2) When the NAV of the leveraged inverse product is 100, its exposure to the underlying asset has to be -200. If the underlying asset rises 1% in value on the next trading day, the exposure will turn to -202 while the NAV will decrease to 98. If no action is taken, the multiple will deviate to –2.06 (-202/98). Hence, to maintain the stated multiple (-2x), the exposure should be lowered to –196 (-2×98), which can be done by a rebalancing transaction (+6). By the same token, a 1% decline requires a rebalancing transaction (-6) for maintaining the stated multiple (-2x).
3) More details on the proposed mechanism can be seen in a case in Appendix attached at the end of this article. A detailed look at the case confirms that the size of rebalancing under the proposed mechanism decreased significantly on T+2 and T+4 when the underlying index moved up and down, but remained unchanged on T+3 and T+5 when the index moved in the same direction.

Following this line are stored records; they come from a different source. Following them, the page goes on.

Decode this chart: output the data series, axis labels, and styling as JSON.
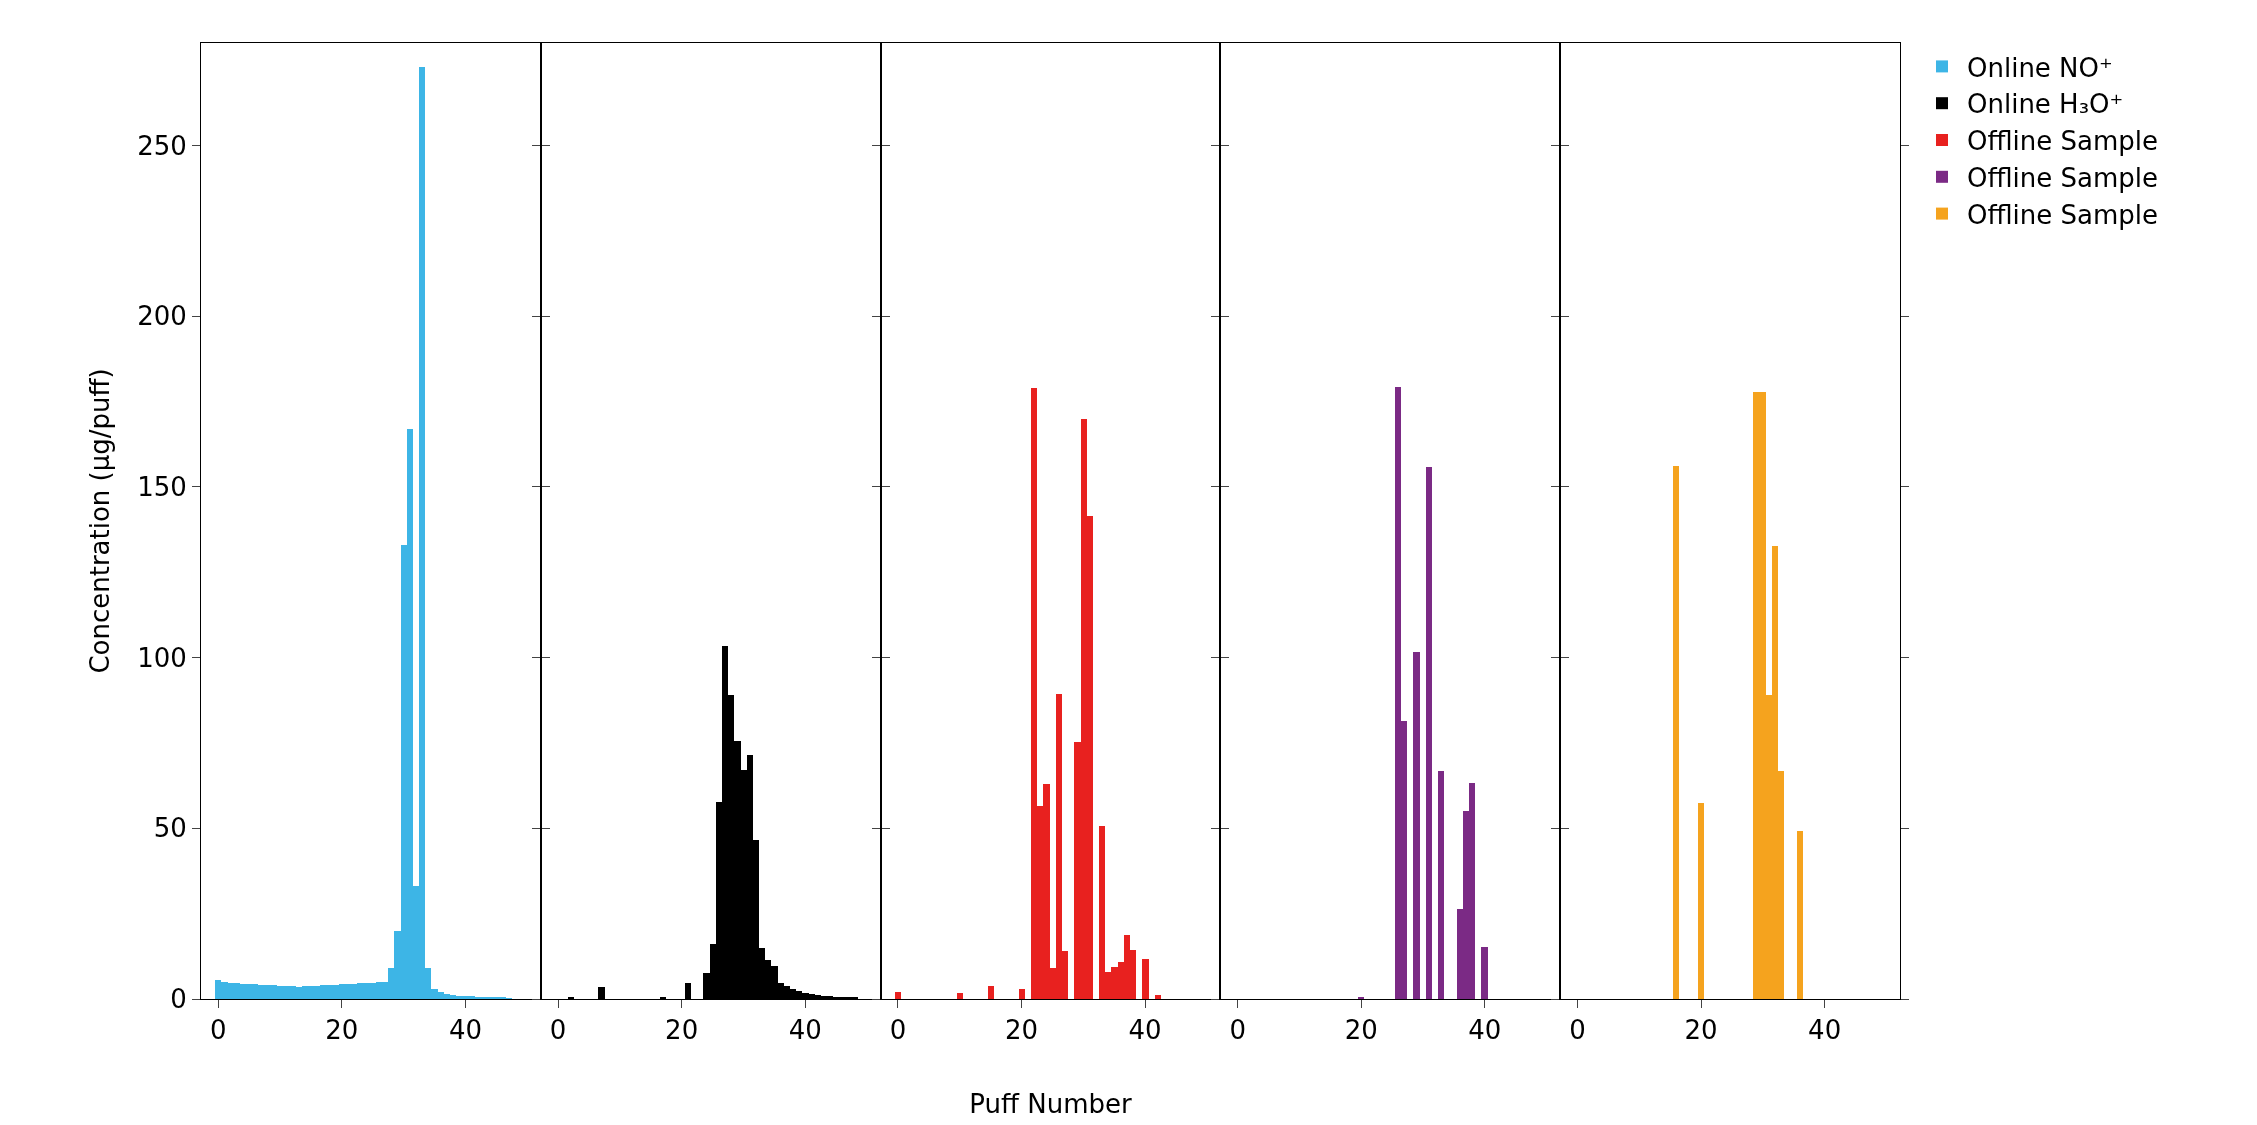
{
  "chart_data": [
    {
      "type": "bar",
      "ylabel": "Concentration (µg/puff)",
      "xlim": [
        -2.8,
        52.2
      ],
      "xticks": [
        0,
        20,
        40
      ],
      "ylim": [
        0,
        280
      ],
      "yticks": [
        0,
        50,
        100,
        150,
        200,
        250
      ],
      "legend": "top right",
      "grid": false,
      "series": [
        {
          "name": "Online NO⁺",
          "color": "#3db5e6",
          "x": [
            0,
            1,
            2,
            3,
            4,
            5,
            6,
            7,
            8,
            9,
            10,
            11,
            12,
            13,
            14,
            15,
            16,
            17,
            18,
            19,
            20,
            21,
            22,
            23,
            24,
            25,
            26,
            27,
            28,
            29,
            30,
            31,
            32,
            33,
            34,
            35,
            36,
            37,
            38,
            39,
            40,
            41,
            42,
            43,
            44,
            45,
            46,
            47
          ],
          "values": [
            5.5,
            5,
            4.8,
            4.6,
            4.5,
            4.4,
            4.3,
            4.2,
            4.1,
            4,
            3.9,
            3.8,
            3.7,
            3.6,
            3.7,
            3.8,
            3.9,
            4,
            4.1,
            4.2,
            4.3,
            4.4,
            4.5,
            4.6,
            4.7,
            4.8,
            4.9,
            5,
            9,
            20,
            133,
            167,
            33,
            273,
            9,
            3,
            2,
            1.5,
            1.2,
            1,
            0.9,
            0.8,
            0.7,
            0.6,
            0.5,
            0.4,
            0.3,
            0.2
          ]
        }
      ]
    },
    {
      "type": "bar",
      "xlim": [
        -2.8,
        52.2
      ],
      "xticks": [
        0,
        20,
        40
      ],
      "ylim": [
        0,
        280
      ],
      "yticks": [
        0,
        50,
        100,
        150,
        200,
        250
      ],
      "tick_labels": "x",
      "legend": "top right",
      "grid": false,
      "series": [
        {
          "name": "Online H₃O⁺",
          "color": "#000000",
          "x": [
            2,
            7,
            17,
            21,
            24,
            25,
            26,
            27,
            28,
            29,
            30,
            31,
            32,
            33,
            34,
            35,
            36,
            37,
            38,
            39,
            40,
            41,
            42,
            43,
            44,
            45,
            46,
            47,
            48
          ],
          "values": [
            0.5,
            3.4,
            0.5,
            4.8,
            7.7,
            16,
            57.7,
            103.4,
            89,
            75.5,
            67,
            71.4,
            46.5,
            15,
            11.5,
            9.6,
            4.8,
            3.8,
            2.9,
            2.4,
            1.9,
            1.5,
            1.2,
            1,
            0.8,
            0.6,
            0.5,
            0.4,
            0.3
          ]
        }
      ]
    },
    {
      "type": "bar",
      "xlabel": "Puff Number",
      "xlim": [
        -2.8,
        52.2
      ],
      "xticks": [
        0,
        20,
        40
      ],
      "ylim": [
        0,
        280
      ],
      "yticks": [
        0,
        50,
        100,
        150,
        200,
        250
      ],
      "tick_labels": "x",
      "legend": "top right",
      "grid": false,
      "series": [
        {
          "name": "Offline Sample",
          "color": "#e8211f",
          "x": [
            0,
            10,
            15,
            20,
            22,
            23,
            24,
            25,
            26,
            27,
            29,
            30,
            31,
            33,
            34,
            35,
            36,
            37,
            38,
            40,
            42
          ],
          "values": [
            2,
            1.8,
            3.8,
            3,
            179,
            56.5,
            63,
            9,
            89.4,
            14,
            75.3,
            170,
            141.6,
            50.7,
            8,
            9.5,
            10.8,
            18.6,
            14.4,
            11.7,
            1.3
          ]
        }
      ]
    },
    {
      "type": "bar",
      "xlim": [
        -2.8,
        52.2
      ],
      "xticks": [
        0,
        20,
        40
      ],
      "ylim": [
        0,
        280
      ],
      "yticks": [
        0,
        50,
        100,
        150,
        200,
        250
      ],
      "tick_labels": "x",
      "legend": "top right",
      "grid": false,
      "series": [
        {
          "name": "Offline Sample",
          "color": "#7b2a85",
          "x": [
            20,
            26,
            27,
            29,
            31,
            33,
            36,
            37,
            38,
            40
          ],
          "values": [
            0.7,
            179.3,
            81.3,
            101.5,
            155.7,
            66.8,
            26.3,
            55,
            63.4,
            15.1
          ]
        }
      ]
    },
    {
      "type": "bar",
      "xlim": [
        -2.8,
        52.2
      ],
      "xticks": [
        0,
        20,
        40
      ],
      "ylim": [
        0,
        280
      ],
      "yticks": [
        0,
        50,
        100,
        150,
        200,
        250
      ],
      "tick_labels": "x",
      "legend": "top right",
      "grid": false,
      "series": [
        {
          "name": "Offline Sample",
          "color": "#f5a31e",
          "x": [
            16,
            20,
            29,
            30,
            31,
            32,
            33,
            36
          ],
          "values": [
            156,
            57.4,
            177.8,
            177.8,
            89.1,
            132.6,
            66.8,
            49.3
          ]
        }
      ]
    }
  ]
}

4) Derived from the question of what if a new method was applied in the past, this methodology is often used to verify a new method.
5) The 50% reduction in the risk of higher volatility was even higher than the 30% reduction in rebalancing shown earlier, which is quite intriguing. This means the proposed mechanism serves to not only rein in unnecessary rebalancing, but also to a larger extent reduce the risk of rising volatility in the underlying index. This result is because under the proposed mechanism, unlike the current one, rebalancing positions are not exactly in proportion to changes in the underlying index.
6) When the new mechanism was applied to a leveraged inverse product during the analysis period, the multiple stood at -2.00 on average, with the standard distribution at 0.04. Over 97% of the trading days have the multiple hovering between -2.1 and -1.9.
M.K., Kwon, 2020a, Impact of Rebalancing on Leveraged and Inverse Funds, KCMI Capital Market Focus 2020-12.
M.K., Kwon, 2020b, Leveraged and inverse ETP: Current state and risk factors, KCMI Issue Paper 20-17.